EU deal with Turkey 'a plan to bust the smugglers' business model', says PM

Updated

David Cameron has welcomed an EU deal with Turkey, which he said could "significantly" reduce numbers of migrants crossing the eastern Mediterranean to enter Greece by boat.

Under the terms of the agreement, Greece is to start returning migrants arriving by boat from Turkey from the beginning of next week.

The deal marks a radical shift of tactics after a year in which more than a million people entered the EU by making the short sea crossing from Turkey to the Greek islands.

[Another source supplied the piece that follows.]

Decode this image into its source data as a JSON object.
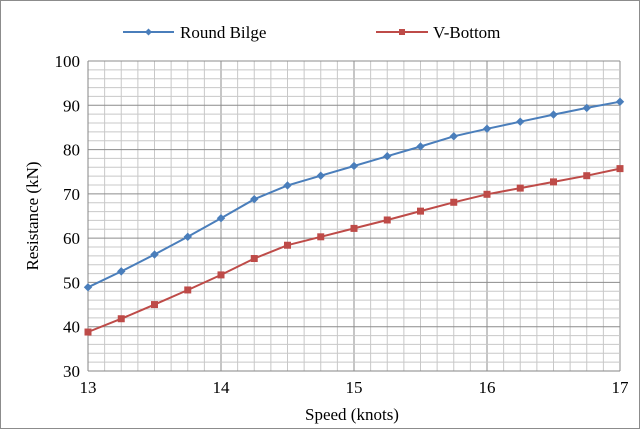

Speaking at the end of a two-day European Council summit in Brussels which was dominated by the migration crisis, the Prime Minister said the arrangement was "a plan to break the link between getting on a boat and getting settlement in Europe.... a plan to bust the business model of the smugglers".

Mr Cameron said: "For the first time in this crisis, I believe we have a plan that, properly and fully implemented, could make a difference."

Any migrant arriving in Greece after midnight on the evening of March 20 will be given a swift individual interview to determine whether they will be allowed to remain or sent back to Turkey. The arrangement will impose a heavy logistical burden on the Greek authorities, and Mr Cameron said the UK stands ready to send more border officials to support the processing of migrants potentially numbering in many thousands.

The EU will take in one Syrian refugee from camps in Turkey for each irregular migrant returned, in a move which is intended to break the business model of people-smugglers who have made fortunes by providing spaces in boats to desperate refugees.

In intensive talks in Brussels, Turkish PM Ahmet Davutoglu won EU agreement to accelerate visa liberalisation for its 75 million nationals, who could gain visa-free access to the Schengen borderless area - which does not include the UK - as well as the reopening of long-stalled negotiations on its application to join the EU.

Turkish concerns about the slow delivery of three billion euro (£2.3bn) promised by the EU last November were addressed by including a commitment to identify within the coming week a list of projects which will receive funding. A further three billion euro are being made available after the initial tranche of support runs out.

Mr Cameron stressed that Britain will not offer visa-free access to Turkish nationals, and said the agreement would not add to the 20,000 Syrian refugees which the UK has promised to accept over five years.

A spokesman for European Council president Donald Tusk said that the agreement made clear that any removals would have to be "in full compliance with international and EU law" and that there would be no "collective expulsions".

But the deal was described as "a dark day for humanity" by human rights group Amnesty International, whose UK director Kate Allen said: "It's absolutely shameful to see leaders seeking to abandon their legal obligations. Forcing refugees back into the hands of the very smugglers they just came from so they can have another go at exploiting them is obviously a madness. There's no way anyone should herald this as a solution."